トランプ関税への対応策として米国製乗用車認定制度を急遽策定し、米国からの自動車輸入を簡便にした結果、日本の自動車ユーザーは思わぬ恩恵にあずかった。規格外の超大型ピックアップ、トヨタ タンドラが日本上陸をはたすのだ!!
※本稿は2026年4月のものです
文、CG:ベストカー編集部/写真:トヨタ、小林岳夫、ベストカー編集部
初出:『ベストカー』2026年5月26日号
トヨタ製の黒船が日本にやってくる!
トランプ関税問題の対応策として保安基準の改正により実現した米国製乗用車認定制度。
さっそくトヨタが対応したのがタンドラの日本国内導入だ。まずはトヨタモビリティ東京を通じての発売開始だが、2026年夏以降、全国での販売が予定されている。
タンドラは米国テキサス工場で生産されるフルサイズピックアップ。ボディサイズは全長5930mm、全幅2030mm、全高1980mmというビッグサイズ。……と言われてもピンとこないだろうから、下のCGを見ていただきたい。3700mmのホイールベースに軽自動車が収まってしまうし、ロードスターのドライバーの目線の高さはタンドラのタイヤの位置である。

大きいと感じるランクル300と比べても全長は945mmも長く、幅は50mmも広く、55mmも背が高い。これが本場のピックアップのサイズなのだ。

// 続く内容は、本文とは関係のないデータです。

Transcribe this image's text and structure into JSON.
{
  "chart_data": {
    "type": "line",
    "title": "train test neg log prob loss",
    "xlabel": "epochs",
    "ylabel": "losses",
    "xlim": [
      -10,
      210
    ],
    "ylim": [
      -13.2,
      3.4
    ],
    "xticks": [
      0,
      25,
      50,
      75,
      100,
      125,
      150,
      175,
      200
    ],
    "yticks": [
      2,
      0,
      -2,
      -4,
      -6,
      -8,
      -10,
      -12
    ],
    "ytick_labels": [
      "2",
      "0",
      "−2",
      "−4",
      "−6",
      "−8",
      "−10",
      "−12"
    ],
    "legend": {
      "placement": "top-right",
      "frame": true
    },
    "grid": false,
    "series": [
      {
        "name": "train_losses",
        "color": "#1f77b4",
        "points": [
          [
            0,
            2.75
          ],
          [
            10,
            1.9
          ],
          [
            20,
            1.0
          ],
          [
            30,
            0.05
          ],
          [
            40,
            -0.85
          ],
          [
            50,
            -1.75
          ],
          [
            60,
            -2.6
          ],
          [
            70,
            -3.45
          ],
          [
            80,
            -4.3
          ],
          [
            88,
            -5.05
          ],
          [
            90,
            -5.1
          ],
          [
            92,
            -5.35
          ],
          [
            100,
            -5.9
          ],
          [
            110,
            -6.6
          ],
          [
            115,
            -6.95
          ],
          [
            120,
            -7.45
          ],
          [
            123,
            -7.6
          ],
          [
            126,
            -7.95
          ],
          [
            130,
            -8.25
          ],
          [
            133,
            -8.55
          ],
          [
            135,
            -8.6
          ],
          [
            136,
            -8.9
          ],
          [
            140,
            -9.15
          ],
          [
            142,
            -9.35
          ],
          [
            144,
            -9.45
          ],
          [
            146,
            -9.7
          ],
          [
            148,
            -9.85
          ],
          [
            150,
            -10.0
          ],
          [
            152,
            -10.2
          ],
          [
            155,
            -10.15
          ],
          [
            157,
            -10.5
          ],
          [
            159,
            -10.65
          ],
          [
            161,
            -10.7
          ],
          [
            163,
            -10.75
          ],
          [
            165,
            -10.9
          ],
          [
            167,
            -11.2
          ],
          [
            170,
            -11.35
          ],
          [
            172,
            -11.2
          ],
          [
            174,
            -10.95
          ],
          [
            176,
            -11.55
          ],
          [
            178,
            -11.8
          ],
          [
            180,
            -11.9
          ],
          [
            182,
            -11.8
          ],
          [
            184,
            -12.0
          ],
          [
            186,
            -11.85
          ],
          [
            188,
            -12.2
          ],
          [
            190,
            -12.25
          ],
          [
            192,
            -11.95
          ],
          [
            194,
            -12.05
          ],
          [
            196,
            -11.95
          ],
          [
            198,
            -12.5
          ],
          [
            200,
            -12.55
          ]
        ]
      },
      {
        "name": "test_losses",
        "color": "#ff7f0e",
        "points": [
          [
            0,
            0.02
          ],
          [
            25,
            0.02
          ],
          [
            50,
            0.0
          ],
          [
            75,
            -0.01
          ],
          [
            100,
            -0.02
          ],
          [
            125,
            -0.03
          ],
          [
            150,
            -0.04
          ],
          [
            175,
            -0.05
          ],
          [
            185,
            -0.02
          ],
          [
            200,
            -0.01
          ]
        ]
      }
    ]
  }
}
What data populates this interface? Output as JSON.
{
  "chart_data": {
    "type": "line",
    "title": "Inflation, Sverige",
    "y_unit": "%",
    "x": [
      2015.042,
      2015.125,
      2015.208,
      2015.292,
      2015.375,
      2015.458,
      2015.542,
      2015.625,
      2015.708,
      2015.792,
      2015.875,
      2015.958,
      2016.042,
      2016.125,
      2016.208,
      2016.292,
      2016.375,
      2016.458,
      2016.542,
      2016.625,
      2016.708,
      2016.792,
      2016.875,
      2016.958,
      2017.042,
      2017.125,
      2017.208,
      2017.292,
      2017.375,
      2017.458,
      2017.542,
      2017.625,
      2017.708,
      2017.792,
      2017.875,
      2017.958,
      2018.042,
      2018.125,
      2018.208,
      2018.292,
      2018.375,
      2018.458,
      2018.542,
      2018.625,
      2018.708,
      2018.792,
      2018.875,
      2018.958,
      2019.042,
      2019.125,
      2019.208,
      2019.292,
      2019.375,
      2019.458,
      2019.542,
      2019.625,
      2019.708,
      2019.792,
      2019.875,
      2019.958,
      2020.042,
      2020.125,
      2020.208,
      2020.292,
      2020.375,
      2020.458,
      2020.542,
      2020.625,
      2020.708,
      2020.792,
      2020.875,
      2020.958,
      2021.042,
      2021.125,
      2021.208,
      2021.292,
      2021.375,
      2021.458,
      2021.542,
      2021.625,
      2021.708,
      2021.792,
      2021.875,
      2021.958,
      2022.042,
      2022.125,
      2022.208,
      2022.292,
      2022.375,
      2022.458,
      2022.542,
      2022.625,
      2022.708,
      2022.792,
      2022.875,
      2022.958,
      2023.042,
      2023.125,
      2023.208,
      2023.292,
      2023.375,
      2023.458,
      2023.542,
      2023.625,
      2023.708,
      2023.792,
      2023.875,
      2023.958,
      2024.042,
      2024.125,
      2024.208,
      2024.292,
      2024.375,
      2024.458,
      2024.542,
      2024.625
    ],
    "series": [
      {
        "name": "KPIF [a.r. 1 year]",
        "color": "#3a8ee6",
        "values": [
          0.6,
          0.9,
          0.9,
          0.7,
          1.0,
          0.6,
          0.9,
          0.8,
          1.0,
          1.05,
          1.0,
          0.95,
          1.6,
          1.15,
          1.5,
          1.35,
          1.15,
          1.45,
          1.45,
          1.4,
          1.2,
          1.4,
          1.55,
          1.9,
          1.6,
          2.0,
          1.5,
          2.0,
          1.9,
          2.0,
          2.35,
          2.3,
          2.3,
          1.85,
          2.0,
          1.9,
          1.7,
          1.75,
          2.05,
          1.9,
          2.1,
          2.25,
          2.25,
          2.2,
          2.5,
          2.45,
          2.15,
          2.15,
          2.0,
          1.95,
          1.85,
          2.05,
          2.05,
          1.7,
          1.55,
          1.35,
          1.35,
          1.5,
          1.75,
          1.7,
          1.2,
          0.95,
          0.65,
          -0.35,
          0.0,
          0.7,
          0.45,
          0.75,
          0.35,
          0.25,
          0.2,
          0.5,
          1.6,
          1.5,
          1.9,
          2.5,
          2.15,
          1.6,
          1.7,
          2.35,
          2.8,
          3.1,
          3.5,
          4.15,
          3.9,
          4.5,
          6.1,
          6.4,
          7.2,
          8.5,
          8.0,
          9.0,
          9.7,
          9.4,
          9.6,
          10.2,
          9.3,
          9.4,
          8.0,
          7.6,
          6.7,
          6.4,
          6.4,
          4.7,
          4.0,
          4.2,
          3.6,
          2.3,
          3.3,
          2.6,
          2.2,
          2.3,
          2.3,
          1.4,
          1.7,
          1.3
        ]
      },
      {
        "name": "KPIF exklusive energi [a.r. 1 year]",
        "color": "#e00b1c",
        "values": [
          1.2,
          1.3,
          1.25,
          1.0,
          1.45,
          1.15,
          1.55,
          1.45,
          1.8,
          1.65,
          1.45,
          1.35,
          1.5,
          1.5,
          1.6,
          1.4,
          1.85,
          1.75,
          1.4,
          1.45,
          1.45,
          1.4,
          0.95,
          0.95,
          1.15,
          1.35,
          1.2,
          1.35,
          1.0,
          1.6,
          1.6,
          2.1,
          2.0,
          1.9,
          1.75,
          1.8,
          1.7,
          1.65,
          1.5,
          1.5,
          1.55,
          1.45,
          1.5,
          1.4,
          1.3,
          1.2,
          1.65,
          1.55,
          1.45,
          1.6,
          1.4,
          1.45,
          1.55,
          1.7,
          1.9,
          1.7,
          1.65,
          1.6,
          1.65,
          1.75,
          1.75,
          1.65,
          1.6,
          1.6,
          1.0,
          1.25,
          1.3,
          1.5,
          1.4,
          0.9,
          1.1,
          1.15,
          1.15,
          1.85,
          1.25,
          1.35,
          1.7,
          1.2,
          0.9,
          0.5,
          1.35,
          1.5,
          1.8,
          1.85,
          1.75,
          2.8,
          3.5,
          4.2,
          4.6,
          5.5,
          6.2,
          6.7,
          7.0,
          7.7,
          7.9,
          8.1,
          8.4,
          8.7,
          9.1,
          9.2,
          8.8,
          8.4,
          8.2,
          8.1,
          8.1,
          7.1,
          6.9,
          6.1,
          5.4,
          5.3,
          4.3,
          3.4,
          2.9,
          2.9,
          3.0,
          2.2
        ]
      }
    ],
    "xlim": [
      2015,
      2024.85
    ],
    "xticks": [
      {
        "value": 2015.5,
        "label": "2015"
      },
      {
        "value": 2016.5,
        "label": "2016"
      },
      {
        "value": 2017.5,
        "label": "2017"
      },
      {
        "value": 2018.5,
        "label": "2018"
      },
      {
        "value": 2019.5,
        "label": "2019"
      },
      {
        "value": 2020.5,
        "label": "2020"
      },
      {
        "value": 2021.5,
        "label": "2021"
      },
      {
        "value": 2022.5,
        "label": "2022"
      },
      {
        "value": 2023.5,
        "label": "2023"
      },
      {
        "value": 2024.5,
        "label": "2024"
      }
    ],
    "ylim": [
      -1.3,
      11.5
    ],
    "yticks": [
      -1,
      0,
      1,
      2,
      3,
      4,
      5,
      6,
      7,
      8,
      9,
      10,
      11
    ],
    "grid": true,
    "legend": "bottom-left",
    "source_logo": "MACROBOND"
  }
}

タンドラの基本プラットフォームはランクルシリーズと同じGA-F。堅牢なラダーフレームを使い、ホイールベースを3700mmまで延長している。フロントサスはダブルウィッシュボーンでリアサスはマルチリンクの独立懸架となるのがランクルとの違い。
価格もビッグにやはり1000万円超え!
エンジンは3445ccのV6ツインターボ(V35A型)なのでランクル300やレクサスGX500と同じ。最高出力は394psで最大トルクは66・1kgmを発揮する。駆動方式はパートタイム4WDである。
導入されるモデルはガソリンエンジン仕様のみで後席の広い「クルーキャブ」と呼ばれるボディタイプ。「1794Edition」というグレードで、左ハンドルだ。
今回の特例法を活用した北米生産車両の導入は、灯火類やメーター表示の国内基準対応などを除いて基本的には北米仕様をそのまま輸入するというのがポイント。
データ通信モジュールが国内対応していなかったり、表示が英語のみだったり、エアコン温度表示が華氏(°F)だったりとアメリカンな雰囲気を味わえるのも面白い。
価格は1200万円。レクサス GX500とほぼ同価格を高いとみるか、そんなことよりも「まんまアメリカン」なフルサイズピックアップの魅力を味わう対価としての価値観とみるか?
それにしても、あえてフルサイズピックアップのタンドラを特例法対応車として日本導入車と決めたトヨタの英断に感謝だ!